With this Fellowship and beyond, we are building a comprehensive research foundation and supporting infrastructure to enable AI-enhanced biological capabilities to benefit humans while maintaining safety standards and reducing risks of misuse.
AI Capabilities in the Life Sciences Are Rapidly Expanding
Over the past few years, AI systems have demonstrated remarkable progress in biology and chemistry. Models can now predict protein structures (AlphaFold), design functional genomes (Evo2), and generate new molecular compounds with therapeutic potential, including antibodies (Germinal).

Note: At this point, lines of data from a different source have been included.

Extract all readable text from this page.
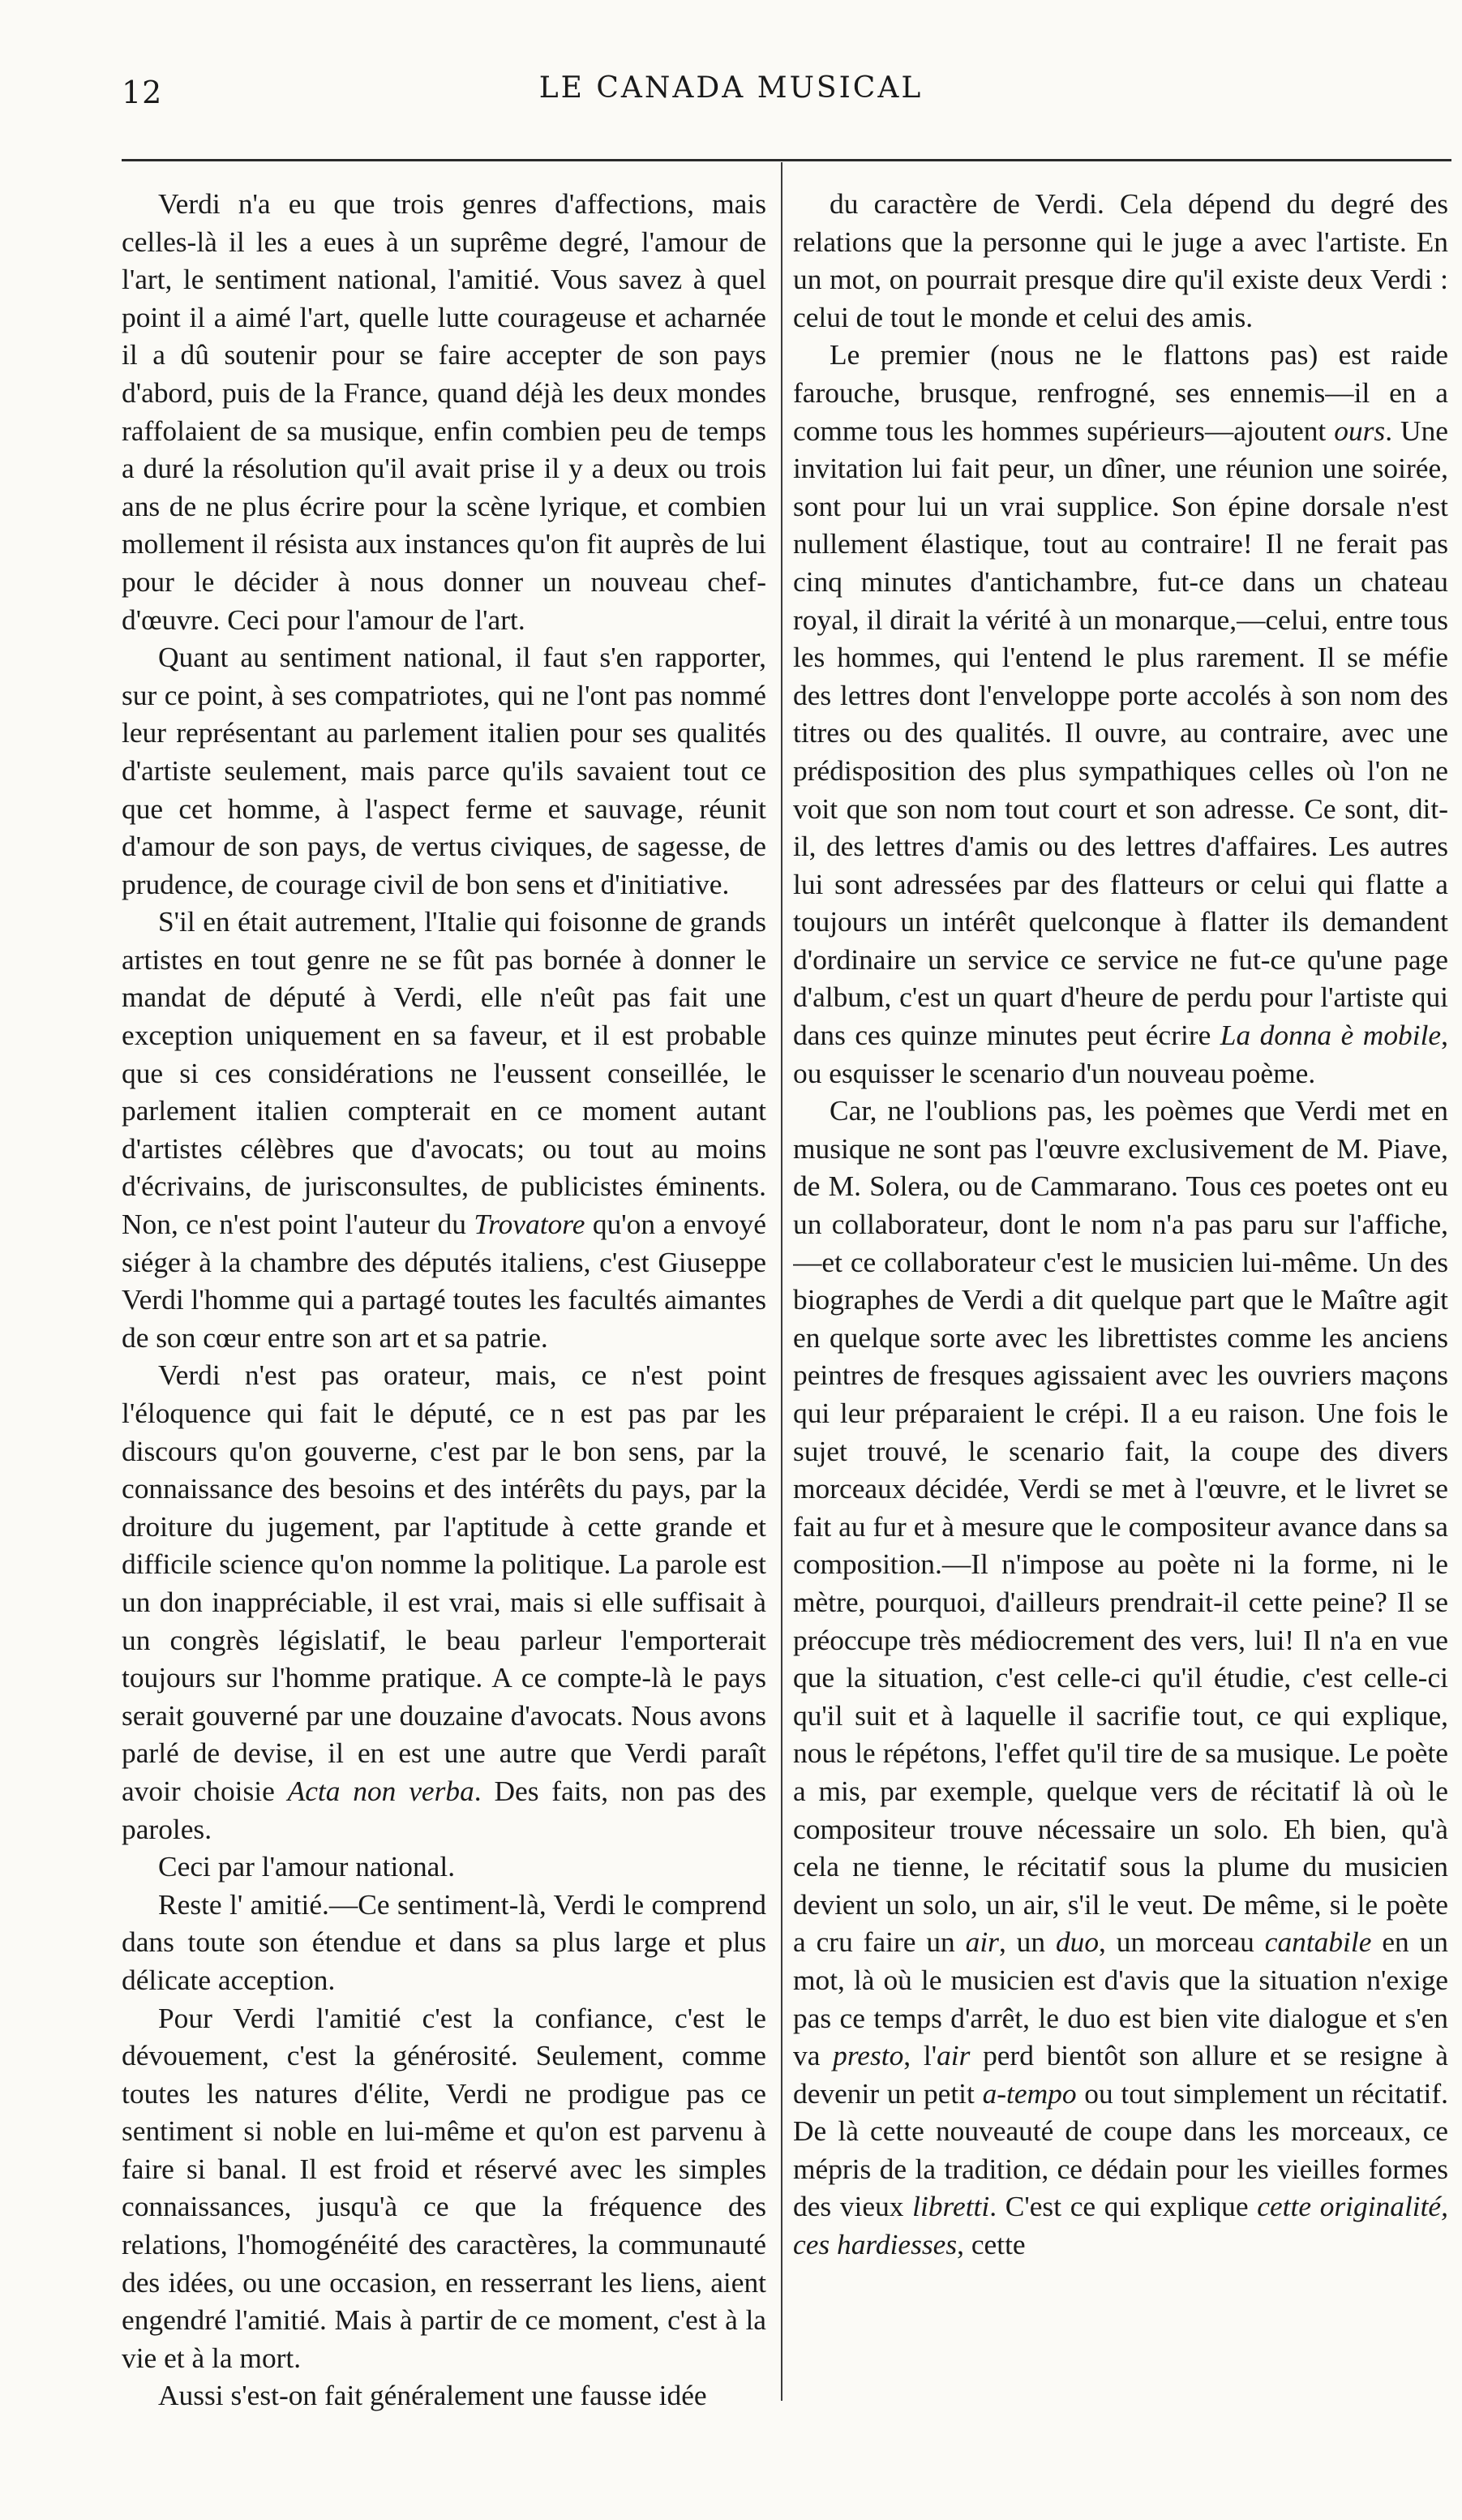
12	LE CANADA MUSICAL

Verdi n'a eu que trois genres d'affections, mais celles-là il les a eues à un suprême degré, l'amour de l'art, le sentiment national, l'amitié. Vous savez à quel point il a aimé l'art, quelle lutte courageuse et acharnée il a dû soutenir pour se faire accepter de son pays d'abord, puis de la France, quand déjà les deux mondes raffolaient de sa musique, enfin combien peu de temps a duré la résolution qu'il avait prise il y a deux ou trois ans de ne plus écrire pour la scène lyrique, et combien mollement il résista aux instances qu'on fit auprès de lui pour le décider à nous donner un nouveau chef-d'œuvre. Ceci pour l'amour de l'art.

Quant au sentiment national, il faut s'en rapporter, sur ce point, à ses compatriotes, qui ne l'ont pas nommé leur représentant au parlement italien pour ses qualités d'artiste seulement, mais parce qu'ils savaient tout ce que cet homme, à l'aspect ferme et sauvage, réunit d'amour de son pays, de vertus civiques, de sagesse, de prudence, de courage civil de bon sens et d'initiative.

S'il en était autrement, l'Italie qui foisonne de grands artistes en tout genre ne se fût pas bornée à donner le mandat de député à Verdi, elle n'eût pas fait une exception uniquement en sa faveur, et il est probable que si ces considérations ne l'eussent conseillée, le parlement italien compterait en ce moment autant d'artistes célèbres que d'avocats; ou tout au moins d'écrivains, de jurisconsultes, de publicistes éminents. Non, ce n'est point l'auteur du Trovatore qu'on a envoyé siéger à la chambre des députés italiens, c'est Giuseppe Verdi l'homme qui a partagé toutes les facultés aimantes de son cœur entre son art et sa patrie.

Verdi n'est pas orateur, mais, ce n'est point l'éloquence qui fait le député, ce n est pas par les discours qu'on gouverne, c'est par le bon sens, par la connaissance des besoins et des intérêts du pays, par la droiture du jugement, par l'aptitude à cette grande et difficile science qu'on nomme la politique. La parole est un don inappréciable, il est vrai, mais si elle suffisait à un congrès législatif, le beau parleur l'emporterait toujours sur l'homme pratique. A ce compte-là le pays serait gouverné par une douzaine d'avocats. Nous avons parlé de devise, il en est une autre que Verdi paraît avoir choisie Acta non verba. Des faits, non pas des paroles.

Ceci par l'amour national.

Reste l' amitié.—Ce sentiment-là, Verdi le comprend dans toute son étendue et dans sa plus large et plus délicate acception.

Pour Verdi l'amitié c'est la confiance, c'est le dévouement, c'est la générosité. Seulement, comme toutes les natures d'élite, Verdi ne prodigue pas ce sentiment si noble en lui-même et qu'on est parvenu à faire si banal. Il est froid et réservé avec les simples connaissances, jusqu'à ce que la fréquence des relations, l'homogénéité des caractères, la communauté des idées, ou une occasion, en resserrant les liens, aient engendré l'amitié. Mais à partir de ce moment, c'est à la vie et à la mort.

Aussi s'est-on fait généralement une fausse idée

du caractère de Verdi. Cela dépend du degré des relations que la personne qui le juge a avec l'artiste. En un mot, on pourrait presque dire qu'il existe deux Verdi : celui de tout le monde et celui des amis.

Le premier (nous ne le flattons pas) est raide farouche, brusque, renfrogné, ses ennemis—il en a comme tous les hommes supérieurs—ajoutent ours. Une invitation lui fait peur, un dîner, une réunion une soirée, sont pour lui un vrai supplice. Son épine dorsale n'est nullement élastique, tout au contraire! Il ne ferait pas cinq minutes d'antichambre, fut-ce dans un chateau royal, il dirait la vérité à un monarque,—celui, entre tous les hommes, qui l'entend le plus rarement. Il se méfie des lettres dont l'enveloppe porte accolés à son nom des titres ou des qualités. Il ouvre, au contraire, avec une prédisposition des plus sympathiques celles où l'on ne voit que son nom tout court et son adresse. Ce sont, dit-il, des lettres d'amis ou des lettres d'affaires. Les autres lui sont adressées par des flatteurs or celui qui flatte a toujours un intérêt quelconque à flatter ils demandent d'ordinaire un service ce service ne fut-ce qu'une page d'album, c'est un quart d'heure de perdu pour l'artiste qui dans ces quinze minutes peut écrire La donna è mobile, ou esquisser le scenario d'un nouveau poème.

Car, ne l'oublions pas, les poèmes que Verdi met en musique ne sont pas l'œuvre exclusivement de M. Piave, de M. Solera, ou de Cammarano. Tous ces poetes ont eu un collaborateur, dont le nom n'a pas paru sur l'affiche,—et ce collaborateur c'est le musicien lui-même. Un des biographes de Verdi a dit quelque part que le Maître agit en quelque sorte avec les librettistes comme les anciens peintres de fresques agissaient avec les ouvriers maçons qui leur préparaient le crépi. Il a eu raison. Une fois le sujet trouvé, le scenario fait, la coupe des divers morceaux décidée, Verdi se met à l'œuvre, et le livret se fait au fur et à mesure que le compositeur avance dans sa composition.—Il n'impose au poète ni la forme, ni le mètre, pourquoi, d'ailleurs prendrait-il cette peine? Il se préoccupe très médiocrement des vers, lui! Il n'a en vue que la situation, c'est celle-ci qu'il étudie, c'est celle-ci qu'il suit et à laquelle il sacrifie tout, ce qui explique, nous le répétons, l'effet qu'il tire de sa musique. Le poète a mis, par exemple, quelque vers de récitatif là où le compositeur trouve nécessaire un solo. Eh bien, qu'à cela ne tienne, le récitatif sous la plume du musicien devient un solo, un air, s'il le veut. De même, si le poète a cru faire un air, un duo, un morceau cantabile en un mot, là où le musicien est d'avis que la situation n'exige pas ce temps d'arrêt, le duo est bien vite dialogue et s'en va presto, l'air perd bientôt son allure et se resigne à devenir un petit a-tempo ou tout simplement un récitatif. De là cette nouveauté de coupe dans les morceaux, ce mépris de la tradition, ce dédain pour les vieilles formes des vieux libretti. C'est ce qui explique cette originalité, ces hardiesses, cette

A 2023 paper from The Centre for Long-Term Resilience warned:
“Artificial intelligence and biotechnology are converging in a way that could catalyse immense progress from areas like personalised medicine to sustainable agriculture—as well as substantial risks. There is a potential for new capabilities that threaten national security, including those that may lower barriers to the misuse of biological agents.”

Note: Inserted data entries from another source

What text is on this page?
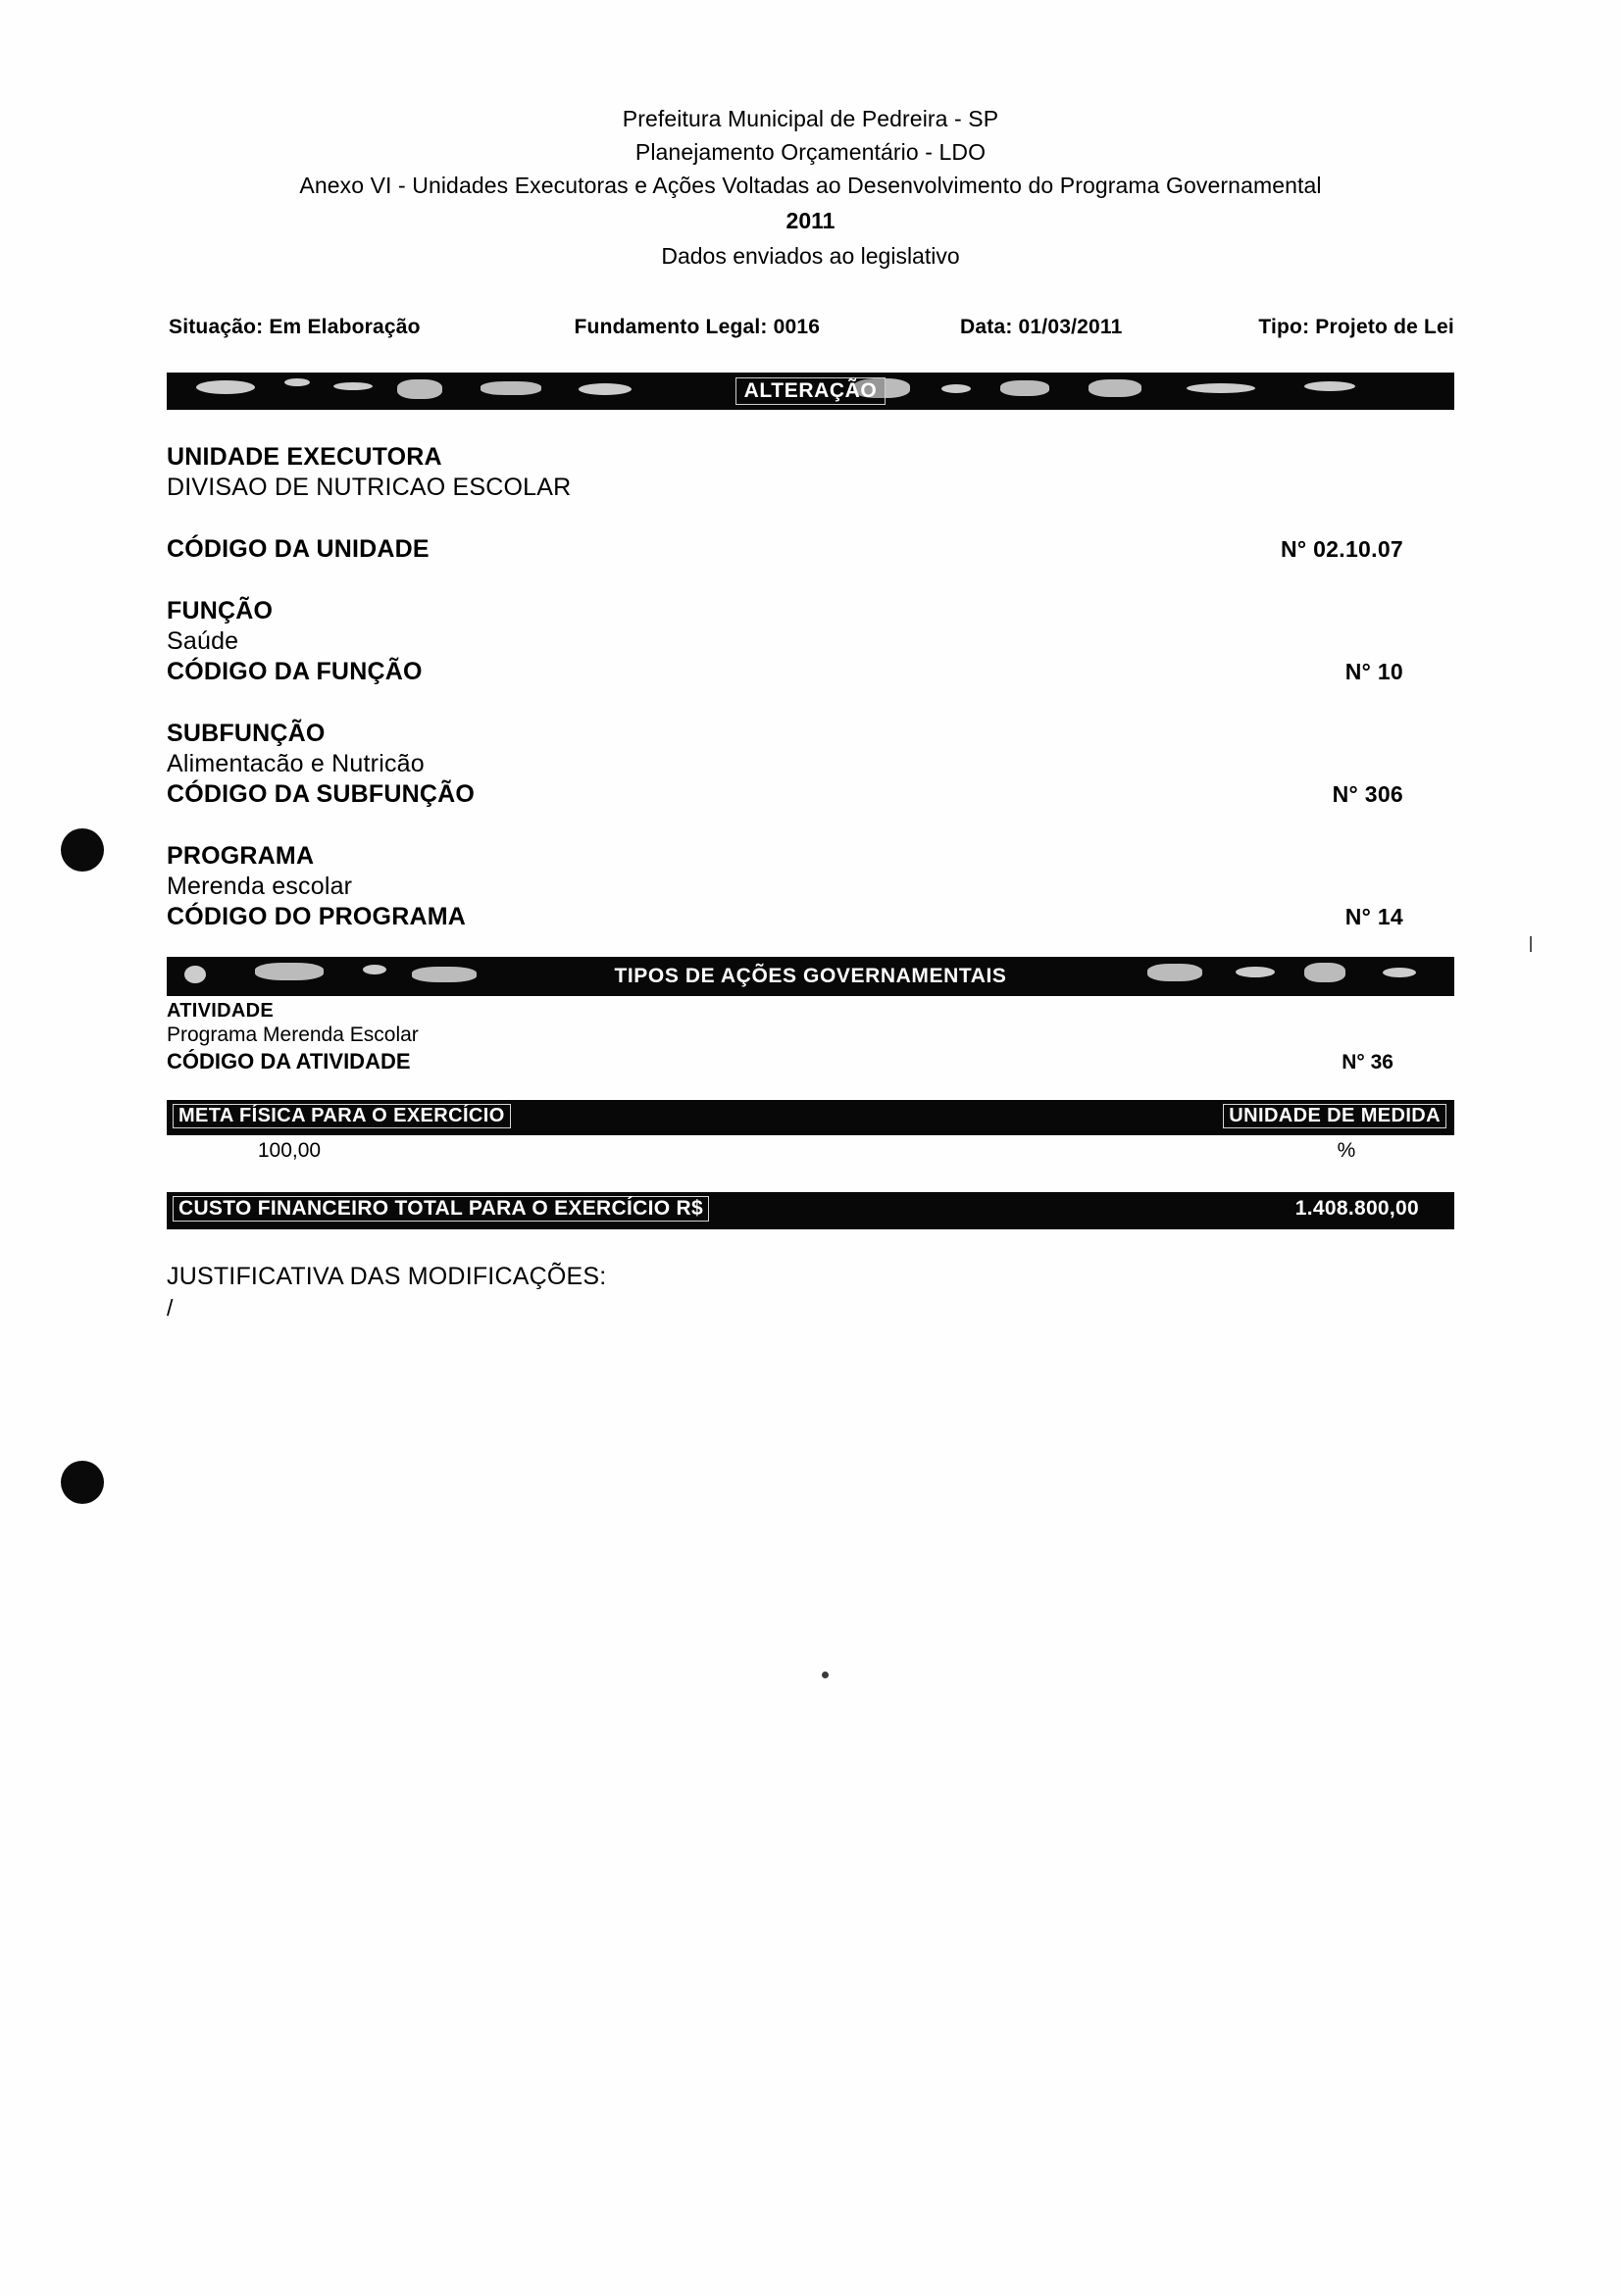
Prefeitura Municipal de Pedreira - SP
Planejamento Orçamentário - LDO
Anexo VI - Unidades Executoras e Ações Voltadas ao Desenvolvimento do Programa Governamental
2011
Dados enviados ao legislativo
Situação: Em Elaboração	Fundamento Legal: 0016	Data: 01/03/2011	Tipo: Projeto de Lei
ALTERAÇÃO
UNIDADE EXECUTORA
DIVISAO DE NUTRICAO ESCOLAR
CÓDIGO DA UNIDADE	N° 02.10.07
FUNÇÃO
Saúde
CÓDIGO DA FUNÇÃO	N° 10
SUBFUNÇÃO
Alimentacão e Nutricão
CÓDIGO DA SUBFUNÇÃO	N° 306
PROGRAMA
Merenda escolar
CÓDIGO DO PROGRAMA	N° 14
TIPOS DE AÇÕES GOVERNAMENTAIS
ATIVIDADE
Programa Merenda Escolar
CÓDIGO DA ATIVIDADE	N° 36
META FÍSICA PARA O EXERCÍCIO	UNIDADE DE MEDIDA
100,00	%
CUSTO FINANCEIRO TOTAL PARA O EXERCÍCIO R$	1.408.800,00
JUSTIFICATIVA DAS MODIFICAÇÕES:
/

AI-assisted bioengineering is reshaping the biotechnology and biosecurity landscape - enabling unprecedented discovery, but also increasing the risk of deliberate or accidental misuse.
Improving capabilities come with increasing biosecurity risk
As AI systems make biological design tools more accessible and powerful, we face a dual challenge. The same capabilities which enable breakthrough therapeutics could also lower barriers to creating biological weapons, whether through deliberate misuse or accidental release. The number of people with both the knowledge and capability to create biological weapons increases.
This emerging landscape demands a new generation of researchers who can navigate both the technical possibilities and the security implications of AI-enabled biotechnology. The challenge isn't just technical: it requires navigating complex questions at the intersection of cutting-edge science, national security, and global governance. We need people who can advance beneficial applications while anticipating and mitigating catastrophic risks.
AIxBio fellows will work on carefully scoped projects which strengthen our collective ability to assess and mitigate AI-related biological risks. Rather than maximising public-facing outputs, we emphasise responsible research which advances the field's security without creating information hazards. Through this work, we're building a community of researchers equipped to bridge technical, policy, and ethical challenges, ensuring that these powerful technologies are developed safely and deployed responsibly.
We are committed to
addressing these risks
As part of the AIxBio Fellowship, our fellows will spend 8 weeks working on research projects aimed at mitigating risks from the intersection of AI and biotechnology. Possible directions include:
Designing evaluation frameworks for biosecurity-sensitive AI models.
Exploring governance mechanisms to manage dual-use bio-AI capabilities.
Mapping the emerging bio-threat landscape driven by AI-enabled research tools.
Designing interventions to reduce catastrophic risk from biotechnology that are aided by AI (e.g. early warning systems, contact tracing).